A focus of the 2023 Summit was the PSA Screening for Him Act. AUA joined with ZERO–The End of Prostate Cancer, along with more than 20 patient advocacy organizations and other stakeholders from across the prostate cancer community, to support this new bill co-sponsored by members in both the Senate and the House.5 In 2023, the incidence of prostate cancer was expected to increase for the first time in 20 years, likely because of changes to the screening guidelines over the last decade.6,7 African American men have a disproportionately higher rate of prostate cancer and are 70% more likely to be diagnosed with prostate cancer than White men. Moreover, African American men are 2.3 times more likely to die from prostate cancer, and are diagnosed with more aggressive disease and at younger ages compared to White men in settings of equal access to treatment. This racial disparity in mortality is currently the most pronounced among all cancers in the United States.8 Reducing health disparities in prostate cancer will require lowering barriers for screening to maximize the early detection of cancer when it is at its most treatable and least lethal stage. The bill waives deductibles, copayments, and coinsurance for prostate cancer screenings for those at highest risk of developing the disease, such as men with a family history of prostate cancer or those who are African American. This important bill aims to decrease the financial toxicity of screening and improves access to early detection.8

Achieving health equity in prostate cancer care requires concerted and collaborative efforts by patient advocacy groups, stakeholder organizations, and professional groups like the AUA, including the Public Policy Council and DE&I Committee.

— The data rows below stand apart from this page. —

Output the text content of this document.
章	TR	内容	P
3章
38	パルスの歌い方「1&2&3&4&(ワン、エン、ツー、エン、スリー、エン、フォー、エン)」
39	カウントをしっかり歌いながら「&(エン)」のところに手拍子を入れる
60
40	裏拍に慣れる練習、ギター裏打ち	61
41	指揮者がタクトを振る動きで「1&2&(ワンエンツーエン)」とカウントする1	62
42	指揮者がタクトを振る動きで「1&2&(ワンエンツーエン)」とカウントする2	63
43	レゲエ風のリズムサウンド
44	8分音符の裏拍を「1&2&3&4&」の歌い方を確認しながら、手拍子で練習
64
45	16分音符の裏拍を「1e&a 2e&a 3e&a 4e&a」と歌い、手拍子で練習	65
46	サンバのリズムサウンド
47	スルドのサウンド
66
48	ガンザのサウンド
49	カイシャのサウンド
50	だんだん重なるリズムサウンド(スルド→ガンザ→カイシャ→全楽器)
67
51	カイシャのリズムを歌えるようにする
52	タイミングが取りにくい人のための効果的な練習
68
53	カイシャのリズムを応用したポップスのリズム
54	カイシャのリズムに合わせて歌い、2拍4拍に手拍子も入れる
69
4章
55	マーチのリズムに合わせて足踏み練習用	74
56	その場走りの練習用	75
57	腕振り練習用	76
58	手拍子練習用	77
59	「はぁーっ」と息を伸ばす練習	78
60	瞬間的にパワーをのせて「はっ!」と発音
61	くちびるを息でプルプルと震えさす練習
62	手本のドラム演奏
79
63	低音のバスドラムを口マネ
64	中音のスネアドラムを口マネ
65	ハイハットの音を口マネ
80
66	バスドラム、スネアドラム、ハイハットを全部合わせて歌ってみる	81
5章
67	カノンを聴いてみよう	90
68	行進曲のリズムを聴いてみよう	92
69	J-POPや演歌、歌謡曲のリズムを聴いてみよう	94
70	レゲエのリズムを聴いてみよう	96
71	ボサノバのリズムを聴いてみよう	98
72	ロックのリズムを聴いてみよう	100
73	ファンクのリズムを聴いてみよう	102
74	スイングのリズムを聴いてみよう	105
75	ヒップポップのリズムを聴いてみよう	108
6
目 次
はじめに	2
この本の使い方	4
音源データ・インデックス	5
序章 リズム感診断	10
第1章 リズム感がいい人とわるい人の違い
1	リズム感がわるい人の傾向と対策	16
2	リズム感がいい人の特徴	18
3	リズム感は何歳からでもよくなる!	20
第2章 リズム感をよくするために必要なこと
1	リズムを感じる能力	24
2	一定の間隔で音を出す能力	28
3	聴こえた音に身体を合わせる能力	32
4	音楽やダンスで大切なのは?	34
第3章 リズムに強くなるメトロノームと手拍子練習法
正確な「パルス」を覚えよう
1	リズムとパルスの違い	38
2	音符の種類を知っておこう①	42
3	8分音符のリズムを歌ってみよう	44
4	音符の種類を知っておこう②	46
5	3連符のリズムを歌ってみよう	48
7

  1. Washington C, Goldstein DA, Moore A, Gardner U, Deville C. Health disparities in prostate cancer and approaches to advance equitable care. Amer Soc Clin Oncol Educ Book. 2022;(42):360-365.
  2. Hinata N, Fujisawa M. Racial differences in prostate cancer characteristics and cancer-specific mortality: an overview. World J Mens Health. 2022;40(2):217-227.
  3. Lillard JW, Moses KA, Mahal BA, George DJ. Racial disparities in Black men with prostate cancer: a literature review. Cancer. 2022;128(21):3787-3795.
  4. American Urological Association. Policy and Advocacy Brief: House Passes Veteran’s Prostate Cancer Legislation. Urology Place. September 23, 2020. Accessed July 16, 2023.
  5. American Urological Association. Policy and Advocacy Brief: AUA Joins ZERO in Endorsement for The PSA for HIM Act (H.R. 1176). Urology Place. October 27, 2022. Accessed July 16, 2023.
  6. Siegel RL, Miller KD, Wagle NS, Jemal A. Cancer statistics, 2023. CA A Cancer J Clinicians. 2023;73(1):17-48.
  7. Murphy A, Bingham P, Burnett A. Breaking down barriers to PSA screenings. AUANews. 2023;28(6):42-43. Accessed July 16, 2023.
  8. American Urological Association. PSA for HIM Act Endorsement Letter. October 6, 2022. Accessed July 16, 2023.